Hay un instante emblemático de esa promesa: el momento en el que alguien, para reescribir su propia biografía, ordena que se retire el retrato del Gran Dictador. Fue ésa una orden sin riesgo, que condensa la muerte de la política; a partir de ese momento la política es reemplazada por el rito, y desde entonces lo dicho -y el modo de decirlo- es mucho más importante que lo hecho -y que el modo de hacerlo-: el juego de las imágenes se torna más real que la dureza de la realidad. Desde entonces, la mezcla literalmente letal de descuido por la vida humana, negación de los problemas, desorganización e incapacidad en la gestión del Estado, se expande con normalidad. Ya no importan los muertos en los trenes, como no importará el dolor de sus deudos. Sólo importa cuidar del gran vacío designado como "modelo", "proyecto" y "proceso de transformación": puertas giratorias de una cantina de pueblo por las que entran y salen, sin solución de continuidad, valores y conceptos, aliados y enemigos, principios y negocios. Hombres de fe, creyentes, nostálgicos del Edén, los kirchneristas se cuentan una historia y recurren a la liturgia, al culto y a la iconografía para volver el mundo legible y seguro. Para que la necesidad de creer se convierta en creencia es necesario construir un relato, que es antes teológico que político: la unidad religiosa entre Dios, el hombre y el mundo se metamorfosea en la unidad entre el Estado, el gobierno y el pueblo, que forman así un nexo indisoluble. Un nexo que se funda, como observa Mark Lilla, en la renacida idolatría de la tierra y la sangre, en la histérica obsesión por el pueblo, en la glorificación de la violencia revolucionaria, en el culto de la personalidad. Un nexo que explica el radicalismo ferozmente antipolítico de un movimiento mesiánico que carece de programa, puesto que el objeto de su gesta no consiste en ocuparse de las condiciones de vida material de la sociedad sino del Destino del Pueblo, y que hace del kirchnerismo un fenómeno reaccionario para el cual el futuro se piensa con las categorías del pasado: como un tiempo de redención que marcará el fin de la época oscura nacida con el surgimiento de la democracia liberal, y, peor aún, de las ideas republicanas. De allí la aspiración a una nueva Edad Dorada en la cual el individuo será por fin sustituido por el grupo y la sociedad por el Estado, en el marco de un excepcionalismo argentino que debe ser protegido de la historia por medio del aislamiento y la autopurificación.

Como en toda teología, la promesa fundada en la fe es más importante que la evidencia.
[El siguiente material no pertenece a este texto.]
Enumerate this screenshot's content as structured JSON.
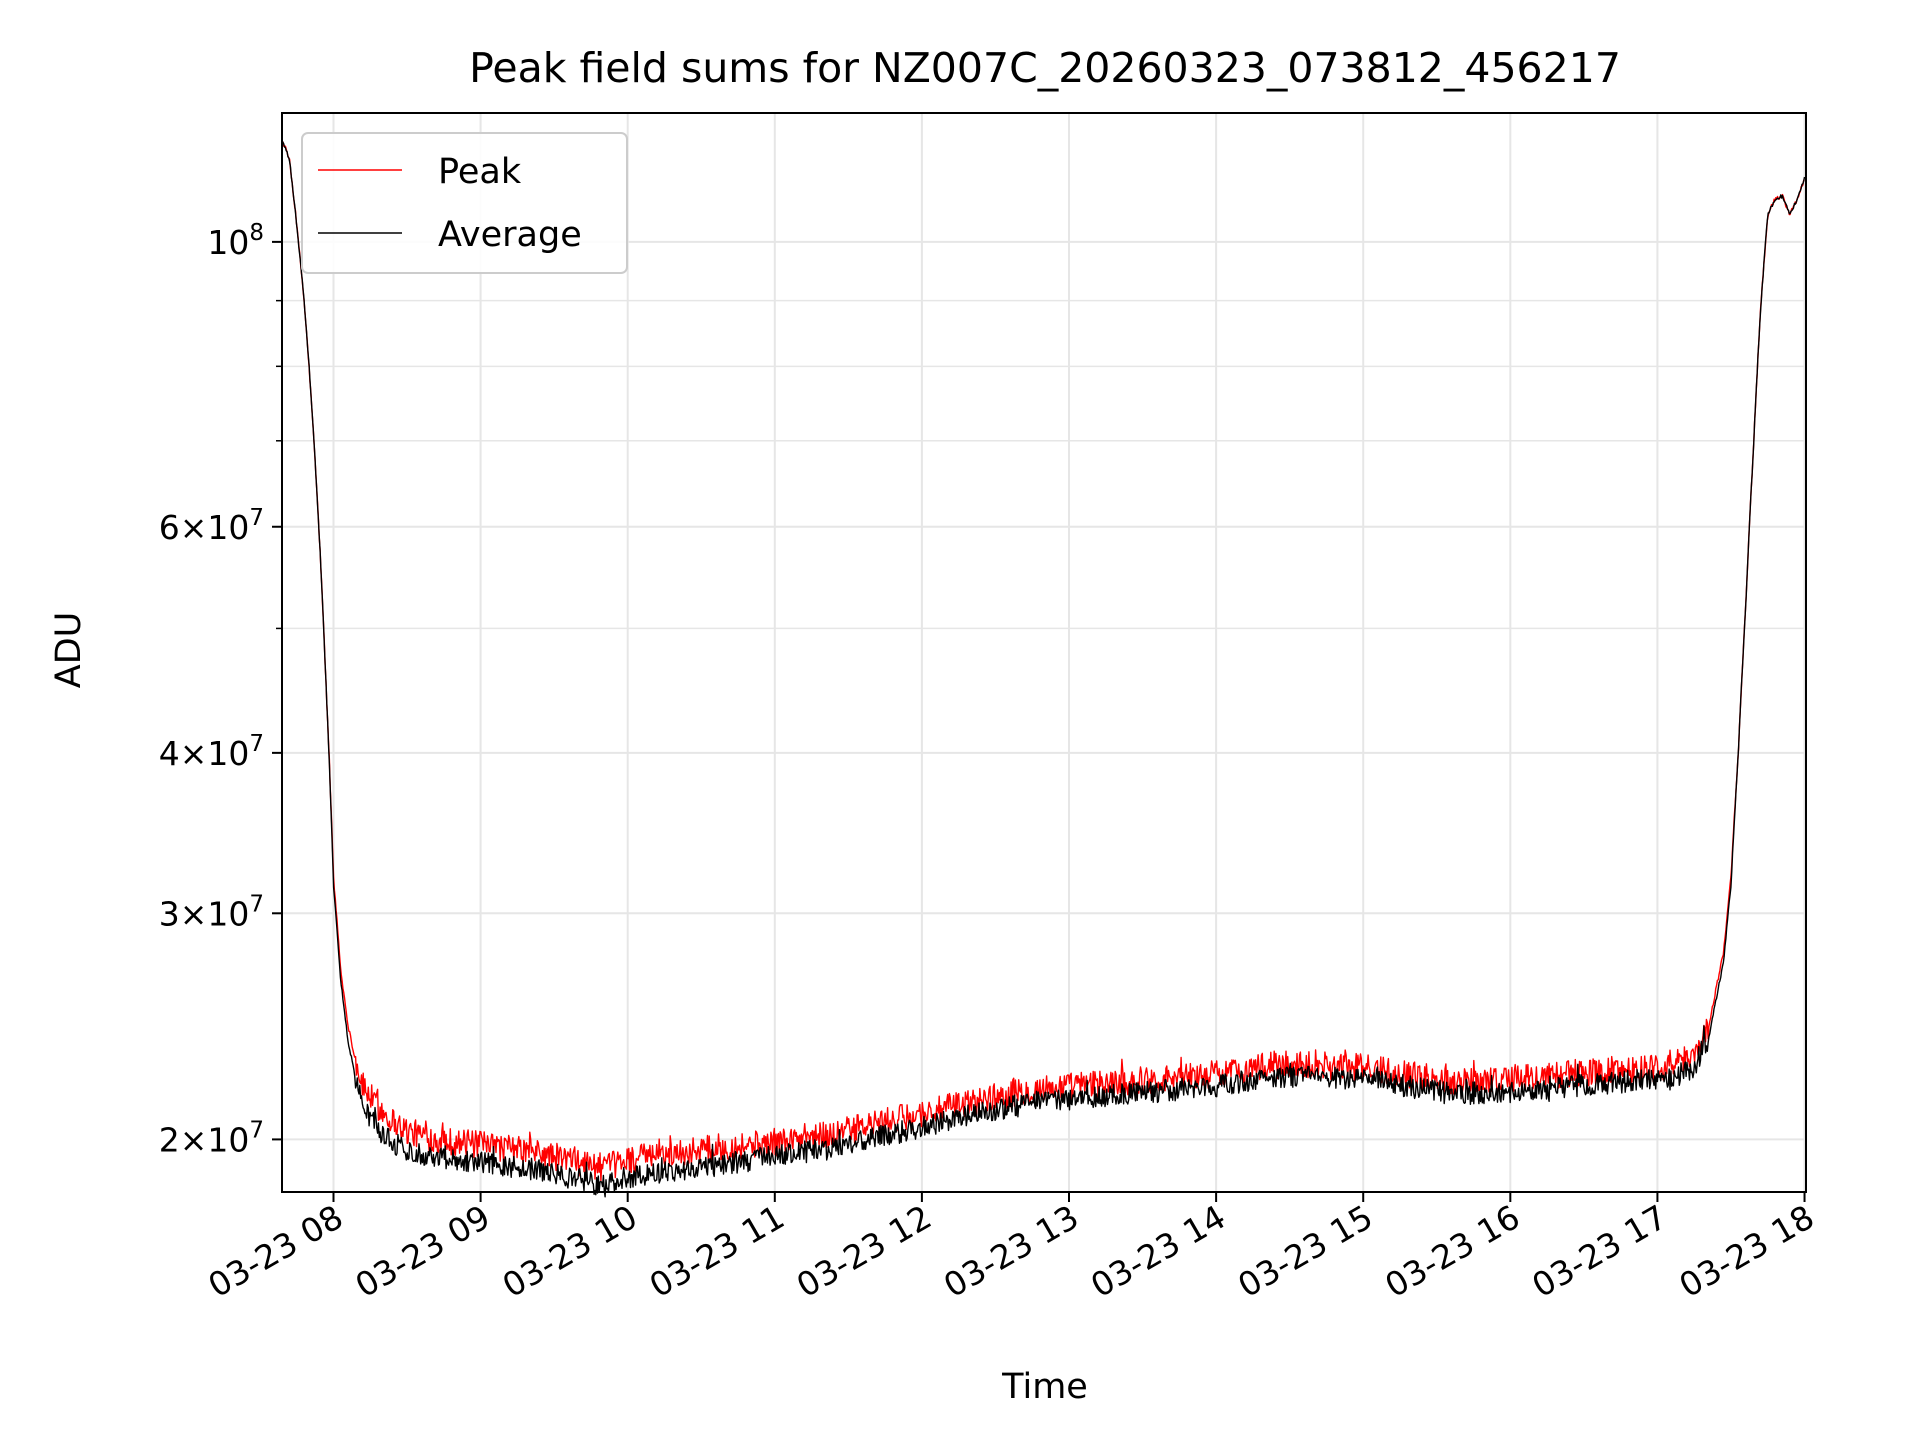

Si la vida política gira en torno de la disputa por la autoridad, la vida del movimiento lo hace en torno de la comprensión de los propósitos del líder. Interpretar sus gestos -no sólo sus palabras-, sus estados de ánimo, sus fatigas y sus entusiasmos es el modo de obtener argumentos para dar validez a sus actos, sin interrogar de ningún modo sus intenciones. Al líder, enseñan, no se le habla: se lo escucha.

Que un sistema de creencias religiosas se convierta en una doctrina de la vida política no es nuevo en la historia de Occidente. Que los kirchneristas actúen movidos por la fe no debería, por tanto, sorprendernos. De hecho, una parte de la historia argentina del siglo XX ha estado dominada por movimientos mesiánicos. Con algunos de ellos el kirchnerismo comparte un rasgo que entristece un panorama triste: si los kirchneristas actúan movidos por la fe, sus dirigentes están guiados por el interés. Por el interés más elemental y más terrible: el del poder y el de la riqueza. Si de por sí nos parece incomprensible que las ideas teológicas todavía inflamen las mentes de los hombres provocando pasiones mesiánicas, que esos hombres de fe sean conducidos por los cínicos no provocará otra cosa que ruinas.